Introduction to Data Science for/in/about SE

Neil Ernst

2026-04-12

Data Science

Analytical techniques can include:

Descriptive stats like mean/median, variance, histograms, scatterplots
Inferential stats like Bayesian inference, maximum likelihood, hypothesis testing
Unsupervised clustering of data
Predicting future values of data
Finding a function that successfully captures the generative model e.g. with a neural network

Software Data

Like many areas, software development produces tons of data:

Productivity stats like lines of code per hour;
Communication patterns like developer code review histories;
Natural language text like issues and bug report dicussions
Code and code changes;
Tool logs like build logs;
Application specific metrics, such as uptime or fault reports.
many others

Data Types

Quantitative
- Nominal
- Ordinal
- Interval/Ratio
Symbolic
Qualitative

(Source: Menzies)

Nine step AI pipeline

Six steps of statistical modeling

specification (create a model)
identification (check if, given a new parameterization, your model’s predictions change)
estimation (use the model to produce estimates)
evaluation (check the model; does the estimate match reality)
respecification (redo the model or try other models)
interpretation

Model comparison and exploratory data analysis

When presented with data or a theory about how data is created, what should we do?

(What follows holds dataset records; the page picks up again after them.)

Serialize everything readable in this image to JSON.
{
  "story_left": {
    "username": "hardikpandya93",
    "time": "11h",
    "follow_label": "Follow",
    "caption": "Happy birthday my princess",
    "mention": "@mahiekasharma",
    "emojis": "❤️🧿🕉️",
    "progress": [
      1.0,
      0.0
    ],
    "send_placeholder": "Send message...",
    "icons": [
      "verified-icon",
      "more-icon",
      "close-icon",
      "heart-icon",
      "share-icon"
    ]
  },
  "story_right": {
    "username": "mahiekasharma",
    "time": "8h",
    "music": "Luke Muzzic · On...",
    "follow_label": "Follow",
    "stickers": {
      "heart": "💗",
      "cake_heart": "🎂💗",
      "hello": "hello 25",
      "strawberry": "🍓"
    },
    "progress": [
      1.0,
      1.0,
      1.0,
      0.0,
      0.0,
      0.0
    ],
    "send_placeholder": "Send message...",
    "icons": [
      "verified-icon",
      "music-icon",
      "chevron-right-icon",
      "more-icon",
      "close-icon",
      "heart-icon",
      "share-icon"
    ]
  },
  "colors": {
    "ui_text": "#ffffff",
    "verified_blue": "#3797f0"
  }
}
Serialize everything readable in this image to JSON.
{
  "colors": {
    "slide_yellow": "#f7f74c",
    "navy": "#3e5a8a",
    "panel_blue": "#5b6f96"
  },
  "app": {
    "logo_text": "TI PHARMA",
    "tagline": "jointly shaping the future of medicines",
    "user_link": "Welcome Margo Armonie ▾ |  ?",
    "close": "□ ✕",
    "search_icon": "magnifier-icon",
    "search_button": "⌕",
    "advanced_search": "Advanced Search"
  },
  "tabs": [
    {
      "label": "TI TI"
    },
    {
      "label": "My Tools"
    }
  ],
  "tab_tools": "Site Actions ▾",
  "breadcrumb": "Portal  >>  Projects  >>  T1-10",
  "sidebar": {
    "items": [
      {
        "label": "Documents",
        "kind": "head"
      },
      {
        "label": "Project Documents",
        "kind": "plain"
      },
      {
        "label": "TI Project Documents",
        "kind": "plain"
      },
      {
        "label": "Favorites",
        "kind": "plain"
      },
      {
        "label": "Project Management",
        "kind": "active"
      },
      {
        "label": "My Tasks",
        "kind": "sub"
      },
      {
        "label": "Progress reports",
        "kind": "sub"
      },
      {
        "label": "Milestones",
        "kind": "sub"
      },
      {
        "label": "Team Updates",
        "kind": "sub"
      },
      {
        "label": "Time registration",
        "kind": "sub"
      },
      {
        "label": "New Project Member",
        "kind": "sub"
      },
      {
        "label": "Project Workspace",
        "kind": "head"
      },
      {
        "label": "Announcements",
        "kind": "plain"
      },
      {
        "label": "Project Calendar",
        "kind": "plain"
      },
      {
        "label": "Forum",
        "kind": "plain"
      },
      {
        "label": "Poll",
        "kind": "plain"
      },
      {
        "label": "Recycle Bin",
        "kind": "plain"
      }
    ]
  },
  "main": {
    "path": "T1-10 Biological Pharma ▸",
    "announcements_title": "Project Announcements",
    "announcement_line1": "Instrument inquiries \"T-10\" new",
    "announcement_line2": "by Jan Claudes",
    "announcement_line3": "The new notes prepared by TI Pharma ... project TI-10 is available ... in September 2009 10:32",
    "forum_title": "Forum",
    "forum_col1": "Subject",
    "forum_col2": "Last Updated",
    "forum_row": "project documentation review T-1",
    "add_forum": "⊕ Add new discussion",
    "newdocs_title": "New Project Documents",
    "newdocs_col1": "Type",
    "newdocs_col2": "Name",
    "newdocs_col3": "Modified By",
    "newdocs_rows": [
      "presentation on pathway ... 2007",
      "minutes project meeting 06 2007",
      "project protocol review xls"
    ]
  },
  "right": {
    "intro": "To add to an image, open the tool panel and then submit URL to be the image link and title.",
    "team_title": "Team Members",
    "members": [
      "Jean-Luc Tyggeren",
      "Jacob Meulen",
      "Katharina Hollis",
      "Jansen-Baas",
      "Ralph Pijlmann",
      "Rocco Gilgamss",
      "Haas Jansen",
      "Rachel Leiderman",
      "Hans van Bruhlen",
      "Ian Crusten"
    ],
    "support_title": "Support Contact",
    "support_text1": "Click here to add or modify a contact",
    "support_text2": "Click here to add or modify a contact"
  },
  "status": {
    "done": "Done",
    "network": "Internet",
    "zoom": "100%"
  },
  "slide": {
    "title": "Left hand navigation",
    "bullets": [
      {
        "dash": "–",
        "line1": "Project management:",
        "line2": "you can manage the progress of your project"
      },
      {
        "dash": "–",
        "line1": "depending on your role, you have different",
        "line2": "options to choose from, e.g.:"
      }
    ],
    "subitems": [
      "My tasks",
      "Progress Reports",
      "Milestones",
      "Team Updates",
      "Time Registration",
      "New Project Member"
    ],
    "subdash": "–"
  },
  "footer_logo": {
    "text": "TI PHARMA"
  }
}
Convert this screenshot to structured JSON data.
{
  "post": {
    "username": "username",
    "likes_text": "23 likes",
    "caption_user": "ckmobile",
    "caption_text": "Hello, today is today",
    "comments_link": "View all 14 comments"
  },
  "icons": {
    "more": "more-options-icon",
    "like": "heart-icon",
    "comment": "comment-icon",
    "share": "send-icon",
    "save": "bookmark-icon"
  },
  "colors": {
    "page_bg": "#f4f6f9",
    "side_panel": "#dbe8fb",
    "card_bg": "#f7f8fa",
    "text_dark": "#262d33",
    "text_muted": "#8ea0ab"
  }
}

Explore the data with few preconceptions
- look for the patterns
Problem: this might bias us if the patterns are just noise

Explore vs. confirm
- Confirm: verify data support/reject hypothesis
Hard to draw a line (Hullman and Gelman, 2021)
Better intuition: explore means comparing data (typically visually) to a pseudo-statistical model (our prior).
Only then do we create a more rigorous statistical model and compare alternatives.

Types of tools

Data miners, that tell us what is in the data and build a model: nearest neighbors, decision trees, deep learners
Optimizers, that tell us what to do, specifically, how to do something simple that has the biggest positive impact: genetic algorithms, heuristic search, etc.

Ethics Implications

how did we get the data? was there consent?
what is missing?
what assumptions are being made in the model?
whose views are not included?
(more to come later in term)

Cross Tool Logs example

Paper here

How to read the papers
Methods used
Types of Constructs
Belief in Results - Practical Significance

The reading this week looks at work by Google on understanding developer productivity (one dimension of it anyway).

The first thing to think about is a meta-analysis of the reading, and how to read academic research papers. Note how the paper is structured. This paper was published in a magazine, a more approachable format than others (journals or conferences for example).

The paper has a nice explanation of the motivation, and then gives a few short details on how it was done (why so scanty?).

The second aspect to think about is the methods used to produce insights. Were they all based on data mining? show the facts on whiteboard.

The third aspect is the type of constructs the paper uses. One key construct here is the notion of readability. Do you agree with their definition?

The fourth aspect is to reflect on the results obtained. Do you believe the results? What might you do as a manager with these insights? What might be missing from the results?